From the No-News Department, the Washington Capitals are the first NHL team to cross the postseason line.

And here's the overtime goal by Alex Ovechkin that sealed the deal.

The Great 8 is closing in on Jaromir Jagr's goal tally, and Ruff is among those recognized for reaching career milestones in the latest Five Things We Learned. [Sportsnet]

With so many key players sidelined with injuries, the Montreal Canadiens may be battered, but their fans are unbowed.

And despite the team's woeful post-Carey Price collapse, reports are that Habs head coach Michel Therrien is likely to keep his job next season. [CBS Sports]

Meanwhile, Tampa Bay Lightning GM Steve Yzerman says problematic forward Jonathan Drouin could be back from the AHL this season. [Toronto Sun]

The NHL's general managers are exploring several options to increase scoring, from full two-minute penalties even after goals to icing calls during penalty kills.

Jared Clinton goes deeper into the impact of one likely change: streamlined goalie equipment. [The Hockey News]

And Josh Cooper reports on the GMs' decision not to expand Rule 48, a.k.a. the Headshot Rule. [Puck Daddy]

Does the NFL's admission of a connection between football-related head trauma and chronic traumatic encephalopathy (CTE) have implications for the NHL's concussion lawsuit? [Sports Illustrated]

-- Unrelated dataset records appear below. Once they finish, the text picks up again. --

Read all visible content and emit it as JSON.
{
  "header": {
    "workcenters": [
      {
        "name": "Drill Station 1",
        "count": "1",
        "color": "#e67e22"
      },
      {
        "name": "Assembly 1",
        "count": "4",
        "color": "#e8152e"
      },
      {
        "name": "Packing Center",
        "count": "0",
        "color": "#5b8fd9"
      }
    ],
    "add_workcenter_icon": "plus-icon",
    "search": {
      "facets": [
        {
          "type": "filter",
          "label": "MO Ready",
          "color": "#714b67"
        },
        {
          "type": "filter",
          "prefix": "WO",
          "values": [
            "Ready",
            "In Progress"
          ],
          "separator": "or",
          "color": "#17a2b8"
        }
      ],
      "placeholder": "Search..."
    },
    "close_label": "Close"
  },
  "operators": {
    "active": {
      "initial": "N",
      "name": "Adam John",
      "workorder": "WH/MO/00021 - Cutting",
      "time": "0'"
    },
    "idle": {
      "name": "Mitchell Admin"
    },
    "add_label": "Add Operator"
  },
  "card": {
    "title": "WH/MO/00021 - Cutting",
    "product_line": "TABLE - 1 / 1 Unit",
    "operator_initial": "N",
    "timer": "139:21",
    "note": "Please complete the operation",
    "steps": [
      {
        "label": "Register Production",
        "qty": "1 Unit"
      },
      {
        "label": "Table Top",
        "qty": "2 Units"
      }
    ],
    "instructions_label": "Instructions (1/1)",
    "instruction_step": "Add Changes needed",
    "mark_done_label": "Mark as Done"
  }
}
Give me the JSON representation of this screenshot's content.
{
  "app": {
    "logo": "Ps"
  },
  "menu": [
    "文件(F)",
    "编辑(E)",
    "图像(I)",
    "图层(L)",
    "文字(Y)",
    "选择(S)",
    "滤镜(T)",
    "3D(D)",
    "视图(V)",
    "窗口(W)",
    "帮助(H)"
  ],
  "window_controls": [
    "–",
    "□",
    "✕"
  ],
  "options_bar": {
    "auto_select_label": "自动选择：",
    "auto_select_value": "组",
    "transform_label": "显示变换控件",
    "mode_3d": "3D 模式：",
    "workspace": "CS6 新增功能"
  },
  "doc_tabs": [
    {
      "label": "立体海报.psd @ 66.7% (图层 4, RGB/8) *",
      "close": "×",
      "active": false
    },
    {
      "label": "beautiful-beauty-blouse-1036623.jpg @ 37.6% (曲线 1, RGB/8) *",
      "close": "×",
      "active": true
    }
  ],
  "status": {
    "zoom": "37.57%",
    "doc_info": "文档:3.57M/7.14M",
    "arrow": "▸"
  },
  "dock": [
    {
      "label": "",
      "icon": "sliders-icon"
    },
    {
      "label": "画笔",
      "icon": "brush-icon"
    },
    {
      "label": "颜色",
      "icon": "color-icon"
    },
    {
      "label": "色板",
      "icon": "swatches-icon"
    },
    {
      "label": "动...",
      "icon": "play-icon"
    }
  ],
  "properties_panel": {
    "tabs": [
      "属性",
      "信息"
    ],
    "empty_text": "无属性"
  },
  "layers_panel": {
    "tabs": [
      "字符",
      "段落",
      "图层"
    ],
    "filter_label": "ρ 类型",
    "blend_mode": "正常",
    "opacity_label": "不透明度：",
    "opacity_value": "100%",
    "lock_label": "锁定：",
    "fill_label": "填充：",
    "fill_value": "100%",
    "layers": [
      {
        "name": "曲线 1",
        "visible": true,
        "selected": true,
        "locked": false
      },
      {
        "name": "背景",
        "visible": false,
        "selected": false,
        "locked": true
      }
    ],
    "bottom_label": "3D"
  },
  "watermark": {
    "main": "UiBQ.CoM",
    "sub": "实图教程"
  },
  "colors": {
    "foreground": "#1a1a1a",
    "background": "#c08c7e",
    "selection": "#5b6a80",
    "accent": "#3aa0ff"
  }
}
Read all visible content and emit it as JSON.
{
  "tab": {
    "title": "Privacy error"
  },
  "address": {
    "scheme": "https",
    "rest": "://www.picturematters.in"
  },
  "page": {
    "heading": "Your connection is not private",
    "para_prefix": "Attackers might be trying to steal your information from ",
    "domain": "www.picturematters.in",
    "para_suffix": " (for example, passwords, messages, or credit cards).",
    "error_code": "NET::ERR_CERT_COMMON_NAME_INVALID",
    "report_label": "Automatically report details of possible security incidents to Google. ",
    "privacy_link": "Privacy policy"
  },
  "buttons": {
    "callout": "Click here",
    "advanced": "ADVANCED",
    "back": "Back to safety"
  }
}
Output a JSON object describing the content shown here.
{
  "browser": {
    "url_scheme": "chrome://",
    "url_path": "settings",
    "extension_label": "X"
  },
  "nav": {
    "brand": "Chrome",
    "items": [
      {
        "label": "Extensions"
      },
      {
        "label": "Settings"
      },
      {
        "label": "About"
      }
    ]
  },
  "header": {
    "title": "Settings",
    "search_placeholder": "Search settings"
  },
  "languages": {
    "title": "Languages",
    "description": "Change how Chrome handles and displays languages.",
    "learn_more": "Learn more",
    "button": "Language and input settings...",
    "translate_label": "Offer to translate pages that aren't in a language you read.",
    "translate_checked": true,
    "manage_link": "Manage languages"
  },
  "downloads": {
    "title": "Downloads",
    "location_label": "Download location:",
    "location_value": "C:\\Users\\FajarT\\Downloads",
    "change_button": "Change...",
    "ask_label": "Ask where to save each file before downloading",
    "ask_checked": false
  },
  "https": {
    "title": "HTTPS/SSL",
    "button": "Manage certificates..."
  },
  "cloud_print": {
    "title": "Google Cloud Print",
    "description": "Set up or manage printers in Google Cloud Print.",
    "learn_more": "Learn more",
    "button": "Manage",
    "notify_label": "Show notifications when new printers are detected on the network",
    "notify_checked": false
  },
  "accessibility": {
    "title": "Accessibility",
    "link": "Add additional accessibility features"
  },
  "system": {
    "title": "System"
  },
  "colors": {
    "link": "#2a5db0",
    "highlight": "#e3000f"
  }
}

In honor of Shayne Gostisbehere's awesome nickname, the Wells Fargo Center scoreboard has gone Ghost Bear.

Catch a preview of the Texas Stars' upcoming games this week as the Cedar Park squad continues its own race to the playoffs.

Finally: The Dallas Stars Foundation shared the sad news that former Ice Girl Meagan Flaherty died March 13, 2016, after fighting for nearly a year with acute myeloid leukemia. Please keep her family in your thoughts.